Bank of England holds rates as doves grow louder

Bank of England holds rates as doves grow louder·CNBC

The Bank of England's rate-setting committee voted 8-1 to keep interest rates at their record low for another month in October, as a rate rise before mid-2016 looks increasingly less likely.

With some disappointing data on the U.K. economy, the continuing threat of low inflation or deflation, and market turmoil elsewhere continuing, there was little impetus for the Bank's Monetary Policy Committee to move on interest rates for the first time in six and a half years.

Ian McCafferty, who for months has been the committee's most hawkish member, remained the sole member of the committee voting for an increase in interest rates.

Sub-1 percent inflation, which is below the target set for the MPC, is likely to be a feature of the U.K. economy until at least spring 2016, the committee admitted. CPI inflation is now forecast to stay close to zero for the rest of the year by the committee. This is likely to delay the moment it first raises interest rates.

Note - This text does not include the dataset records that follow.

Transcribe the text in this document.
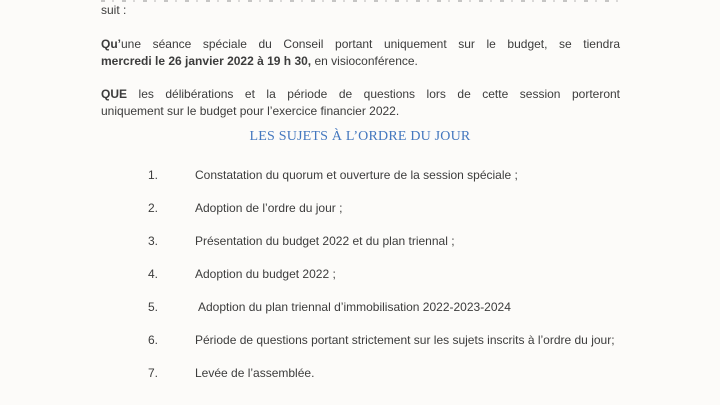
suit :
Qu’une séance spéciale du Conseil portant uniquement sur le budget, se tiendra
mercredi le 26 janvier 2022 à 19 h 30, en visioconférence.
QUE les délibérations et la période de questions lors de cette session porteront
uniquement sur le budget pour l’exercice financier 2022.
LES SUJETS À L’ORDRE DU JOUR
1.	Constatation du quorum et ouverture de la session spéciale ;
2.	Adoption de l’ordre du jour ;
3.	Présentation du budget 2022 et du plan triennal ;
4.	Adoption du budget 2022 ;
5.	Adoption du plan triennal d’immobilisation 2022-2023-2024
6.	Période de questions portant strictement sur les sujets inscrits à l’ordre du jour;
7.	Levée de l’assemblée.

Economists and stock market traders increasingly believe that the bank will hold rates for longer than previously thought, especially since the U.S. Federal Reserve delayed a once much-anticipated rate rise in September. Bank of America Merrill Lynch economists this week put off their forecast for a U.K. rate rise until May 2016, instead of their previous prediction of February.

Some MPC members cited evidence that inflation isresponding more quickly to interest rate changes than previously thought.

The U.K. is also still suffering from a worse than usual shortage in skills, which may be limiting the recovery in jobs and wages,according to the committee.

Outside the U.K., the stock market turmoil of the summer and September raised eyebrows. Even without these problems, the recovery from the credit crisis in the West could be slower than previously thought, the MPC warned.

"It was possible that the sluggishness of productivity and output growth in the advanced economies, reflecting the legacy of the crisis, would be somewhat more persistent than assumed," the MPC warned in a statement.

Concerns about weakness in emerging market economies were also mentioned.

Managing the return to normal monetary policy, after extraordinarily low interest rates and money printing by many central banks since the credit crisis of 2008, is the most difficult task facing major central banks today.